Ranolazine Protects the Kidney from Ischemia/Reperfusion Injury in Adult Male Rats by Modulation of Inflammatory and Oxidative Pathways and Suppression of Notch2/Hes1 signaling pathway

Abstract

Lamaan M. Abbas, Rihab H. Al-Mudhafar, Dhefaf H. Al-Mudhafar, Najah R. Come on

Background: Renal ischemia and reperfusion is the main cause of acute injury of the kidney and associated with increase morbidity, mortality, and long stage hospitalization. Renal ischemia and reperfusion occur in approximately 10-20% of kidney transplant recipients.

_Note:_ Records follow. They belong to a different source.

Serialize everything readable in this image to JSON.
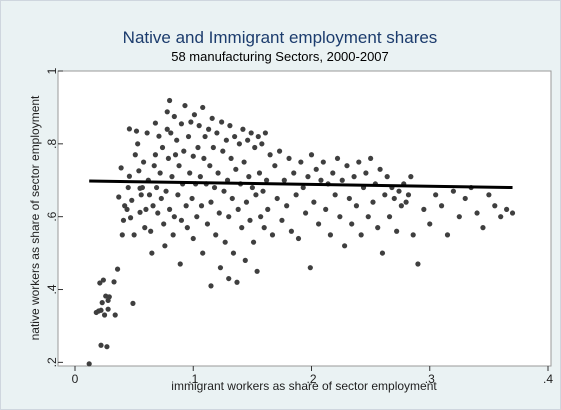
{
  "chart_data": {
    "type": "scatter",
    "title": "Native and Immigrant employment shares",
    "subtitle": "58 manufacturing Sectors, 2000-2007",
    "xlabel": "immigrant workers as share of sector employment",
    "ylabel": "native workers as share of sector employment",
    "xlim": [
      0,
      0.4
    ],
    "ylim": [
      0.19,
      1.0
    ],
    "x_ticks": [
      0,
      0.1,
      0.2,
      0.3,
      0.4
    ],
    "x_tick_labels": [
      "0",
      ".1",
      ".2",
      ".3",
      ".4"
    ],
    "y_ticks": [
      0.2,
      0.4,
      0.6,
      0.8,
      1.0
    ],
    "y_tick_labels": [
      ".2",
      ".4",
      ".6",
      ".8",
      "1"
    ],
    "grid": false,
    "fit_line": {
      "x": [
        0.012,
        0.37
      ],
      "y": [
        0.698,
        0.68
      ]
    },
    "marker_color": "#3f3f3f",
    "line_color": "#000000",
    "points": [
      [
        0.012,
        0.196
      ],
      [
        0.018,
        0.337
      ],
      [
        0.02,
        0.341
      ],
      [
        0.021,
        0.418
      ],
      [
        0.022,
        0.247
      ],
      [
        0.022,
        0.343
      ],
      [
        0.023,
        0.364
      ],
      [
        0.024,
        0.426
      ],
      [
        0.025,
        0.33
      ],
      [
        0.026,
        0.382
      ],
      [
        0.027,
        0.243
      ],
      [
        0.028,
        0.37
      ],
      [
        0.028,
        0.346
      ],
      [
        0.029,
        0.38
      ],
      [
        0.033,
        0.421
      ],
      [
        0.034,
        0.33
      ],
      [
        0.036,
        0.456
      ],
      [
        0.037,
        0.654
      ],
      [
        0.039,
        0.734
      ],
      [
        0.04,
        0.55
      ],
      [
        0.041,
        0.59
      ],
      [
        0.042,
        0.63
      ],
      [
        0.044,
        0.62
      ],
      [
        0.045,
        0.68
      ],
      [
        0.046,
        0.841
      ],
      [
        0.046,
        0.711
      ],
      [
        0.047,
        0.597
      ],
      [
        0.048,
        0.645
      ],
      [
        0.049,
        0.362
      ],
      [
        0.05,
        0.55
      ],
      [
        0.051,
        0.77
      ],
      [
        0.052,
        0.835
      ],
      [
        0.053,
        0.8
      ],
      [
        0.054,
        0.726
      ],
      [
        0.055,
        0.678
      ],
      [
        0.055,
        0.612
      ],
      [
        0.056,
        0.66
      ],
      [
        0.057,
        0.68
      ],
      [
        0.058,
        0.75
      ],
      [
        0.059,
        0.57
      ],
      [
        0.06,
        0.62
      ],
      [
        0.061,
        0.83
      ],
      [
        0.062,
        0.7
      ],
      [
        0.063,
        0.66
      ],
      [
        0.064,
        0.56
      ],
      [
        0.065,
        0.5
      ],
      [
        0.066,
        0.63
      ],
      [
        0.067,
        0.74
      ],
      [
        0.068,
        0.857
      ],
      [
        0.068,
        0.77
      ],
      [
        0.069,
        0.68
      ],
      [
        0.07,
        0.61
      ],
      [
        0.071,
        0.821
      ],
      [
        0.072,
        0.72
      ],
      [
        0.073,
        0.65
      ],
      [
        0.074,
        0.79
      ],
      [
        0.075,
        0.58
      ],
      [
        0.076,
        0.52
      ],
      [
        0.077,
        0.67
      ],
      [
        0.078,
        0.888
      ],
      [
        0.078,
        0.84
      ],
      [
        0.079,
        0.76
      ],
      [
        0.08,
        0.919
      ],
      [
        0.08,
        0.62
      ],
      [
        0.081,
        0.83
      ],
      [
        0.082,
        0.71
      ],
      [
        0.083,
        0.55
      ],
      [
        0.084,
        0.875
      ],
      [
        0.084,
        0.6
      ],
      [
        0.085,
        0.77
      ],
      [
        0.086,
        0.81
      ],
      [
        0.087,
        0.66
      ],
      [
        0.088,
        0.74
      ],
      [
        0.089,
        0.47
      ],
      [
        0.09,
        0.855
      ],
      [
        0.09,
        0.59
      ],
      [
        0.091,
        0.69
      ],
      [
        0.092,
        0.78
      ],
      [
        0.093,
        0.905
      ],
      [
        0.094,
        0.63
      ],
      [
        0.095,
        0.57
      ],
      [
        0.096,
        0.82
      ],
      [
        0.097,
        0.72
      ],
      [
        0.098,
        0.86
      ],
      [
        0.099,
        0.65
      ],
      [
        0.1,
        0.766
      ],
      [
        0.1,
        0.54
      ],
      [
        0.101,
        0.88
      ],
      [
        0.102,
        0.69
      ],
      [
        0.103,
        0.6
      ],
      [
        0.104,
        0.79
      ],
      [
        0.105,
        0.85
      ],
      [
        0.106,
        0.71
      ],
      [
        0.107,
        0.63
      ],
      [
        0.108,
        0.9
      ],
      [
        0.108,
        0.5
      ],
      [
        0.109,
        0.76
      ],
      [
        0.11,
        0.82
      ],
      [
        0.111,
        0.69
      ],
      [
        0.112,
        0.58
      ],
      [
        0.113,
        0.84
      ],
      [
        0.114,
        0.74
      ],
      [
        0.115,
        0.41
      ],
      [
        0.115,
        0.64
      ],
      [
        0.116,
        0.87
      ],
      [
        0.117,
        0.79
      ],
      [
        0.118,
        0.68
      ],
      [
        0.119,
        0.55
      ],
      [
        0.12,
        0.83
      ],
      [
        0.121,
        0.72
      ],
      [
        0.122,
        0.61
      ],
      [
        0.123,
        0.46
      ],
      [
        0.124,
        0.86
      ],
      [
        0.125,
        0.78
      ],
      [
        0.126,
        0.67
      ],
      [
        0.127,
        0.53
      ],
      [
        0.128,
        0.81
      ],
      [
        0.129,
        0.7
      ],
      [
        0.13,
        0.43
      ],
      [
        0.13,
        0.6
      ],
      [
        0.131,
        0.85
      ],
      [
        0.132,
        0.76
      ],
      [
        0.133,
        0.65
      ],
      [
        0.134,
        0.5
      ],
      [
        0.135,
        0.82
      ],
      [
        0.136,
        0.73
      ],
      [
        0.137,
        0.42
      ],
      [
        0.138,
        0.62
      ],
      [
        0.139,
        0.8
      ],
      [
        0.14,
        0.69
      ],
      [
        0.141,
        0.57
      ],
      [
        0.142,
        0.84
      ],
      [
        0.143,
        0.75
      ],
      [
        0.144,
        0.48
      ],
      [
        0.145,
        0.64
      ],
      [
        0.146,
        0.81
      ],
      [
        0.147,
        0.71
      ],
      [
        0.148,
        0.59
      ],
      [
        0.149,
        0.83
      ],
      [
        0.15,
        0.68
      ],
      [
        0.151,
        0.53
      ],
      [
        0.152,
        0.79
      ],
      [
        0.153,
        0.66
      ],
      [
        0.154,
        0.45
      ],
      [
        0.155,
        0.82
      ],
      [
        0.156,
        0.72
      ],
      [
        0.157,
        0.6
      ],
      [
        0.158,
        0.8
      ],
      [
        0.159,
        0.67
      ],
      [
        0.16,
        0.57
      ],
      [
        0.161,
        0.83
      ],
      [
        0.162,
        0.7
      ],
      [
        0.163,
        0.62
      ],
      [
        0.165,
        0.77
      ],
      [
        0.167,
        0.55
      ],
      [
        0.169,
        0.74
      ],
      [
        0.171,
        0.65
      ],
      [
        0.173,
        0.78
      ],
      [
        0.175,
        0.59
      ],
      [
        0.177,
        0.7
      ],
      [
        0.179,
        0.63
      ],
      [
        0.181,
        0.76
      ],
      [
        0.183,
        0.56
      ],
      [
        0.185,
        0.72
      ],
      [
        0.187,
        0.66
      ],
      [
        0.189,
        0.54
      ],
      [
        0.191,
        0.75
      ],
      [
        0.193,
        0.68
      ],
      [
        0.195,
        0.61
      ],
      [
        0.197,
        0.71
      ],
      [
        0.199,
        0.46
      ],
      [
        0.2,
        0.77
      ],
      [
        0.202,
        0.64
      ],
      [
        0.204,
        0.73
      ],
      [
        0.206,
        0.58
      ],
      [
        0.208,
        0.7
      ],
      [
        0.21,
        0.75
      ],
      [
        0.212,
        0.62
      ],
      [
        0.214,
        0.69
      ],
      [
        0.216,
        0.55
      ],
      [
        0.218,
        0.72
      ],
      [
        0.22,
        0.66
      ],
      [
        0.222,
        0.76
      ],
      [
        0.224,
        0.6
      ],
      [
        0.226,
        0.7
      ],
      [
        0.228,
        0.52
      ],
      [
        0.23,
        0.74
      ],
      [
        0.232,
        0.65
      ],
      [
        0.234,
        0.58
      ],
      [
        0.236,
        0.71
      ],
      [
        0.238,
        0.63
      ],
      [
        0.24,
        0.75
      ],
      [
        0.242,
        0.55
      ],
      [
        0.244,
        0.68
      ],
      [
        0.246,
        0.72
      ],
      [
        0.248,
        0.6
      ],
      [
        0.25,
        0.76
      ],
      [
        0.252,
        0.64
      ],
      [
        0.254,
        0.69
      ],
      [
        0.256,
        0.57
      ],
      [
        0.258,
        0.73
      ],
      [
        0.26,
        0.5
      ],
      [
        0.262,
        0.66
      ],
      [
        0.264,
        0.71
      ],
      [
        0.266,
        0.6
      ],
      [
        0.268,
        0.68
      ],
      [
        0.27,
        0.65
      ],
      [
        0.272,
        0.56
      ],
      [
        0.274,
        0.67
      ],
      [
        0.276,
        0.63
      ],
      [
        0.278,
        0.69
      ],
      [
        0.28,
        0.64
      ],
      [
        0.282,
        0.66
      ],
      [
        0.284,
        0.71
      ],
      [
        0.286,
        0.55
      ],
      [
        0.29,
        0.47
      ],
      [
        0.295,
        0.62
      ],
      [
        0.3,
        0.58
      ],
      [
        0.305,
        0.66
      ],
      [
        0.31,
        0.63
      ],
      [
        0.315,
        0.55
      ],
      [
        0.32,
        0.67
      ],
      [
        0.325,
        0.6
      ],
      [
        0.33,
        0.65
      ],
      [
        0.335,
        0.68
      ],
      [
        0.34,
        0.61
      ],
      [
        0.345,
        0.57
      ],
      [
        0.35,
        0.66
      ],
      [
        0.355,
        0.63
      ],
      [
        0.36,
        0.6
      ],
      [
        0.365,
        0.62
      ],
      [
        0.37,
        0.61
      ]
    ]
  }
}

If ischemia and reperfusion occur, this will induce oxidative stress, inflammatory process and apoptosis.
Objectives: This research aimed to investigate the possible nephroprotective effect of ranolazine in renal ischemia reperfusion injury in rat model by targeting Notch2/Hes1 signaling pathway.
Materials & Methods: 24 adult male Wistar Albino rats were divided randomly into 4 groups (six rats in each group): Sham group underwent laparotomy without induction of ischemia reperfusion, Control group (Rats underwent 30 minutes bilateral renal ischemia followed by 2 hours reperfusion, Vehicle group (same as in control group + DMSO), Ranolazine group (same as in control group + 30mg/kg ranolazine). After 2 hrs of reperfusion, the kidney and blood were harvested. Blood sample was used to assess serum creatinine and blood urea nitrogen (S.cr &BUN). Renal tissue was used to assess IL-1B, HMG box1, F2-isoprostane and Notch2/Hes1 as well as histological examination.

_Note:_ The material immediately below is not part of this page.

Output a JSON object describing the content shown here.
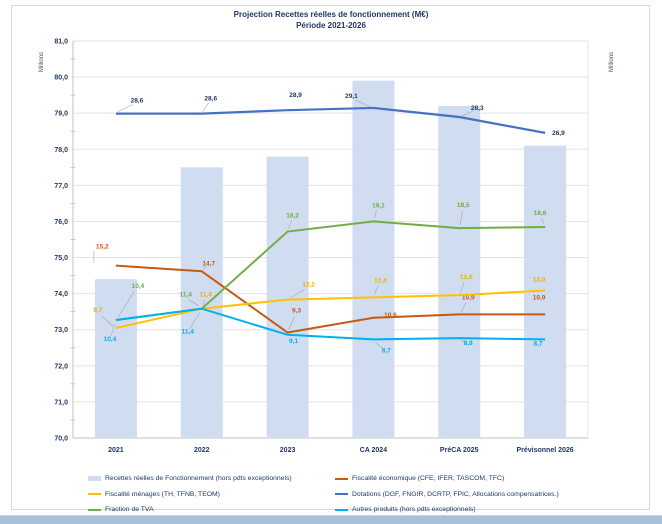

Results: At the end of experiment, S.cr, BUN and renal tissue level of HMG box1, IL-1ß, F2-isoprostane, and Notch2/Hes1 were significantly increased in control group as compared with sham group. Histopathology study demonstrated severe kidney injury in the control group as compared with sham group. Kidneys of rats in ranolazine treated group demonstrated functional and histological improvement by significant decrease S.cr., BUN, renal tissue level of HMG box1, IL-1ß, F2-isoprostane, Notch2/Hes1, and severity score of tubular injury also significantly decreased in ranolazine treated group as compared with control and vehicle groups.

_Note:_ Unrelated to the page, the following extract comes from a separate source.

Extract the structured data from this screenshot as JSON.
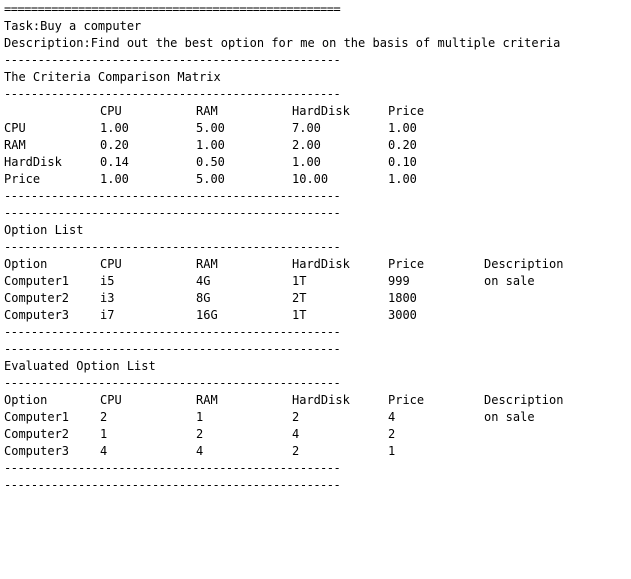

Conclusion: From the overall results, ranolazine significantly decreases renal ischemia reperfusion injury in rats which was achieved by modulation of inflammatory response through significant reduction in renal tissue level of HMG box1, IL-1ß, and down regulation of Notch2/Hes1 signaling pathway, and anti-oxidant effect via significant reduction in F2- isoprostane level.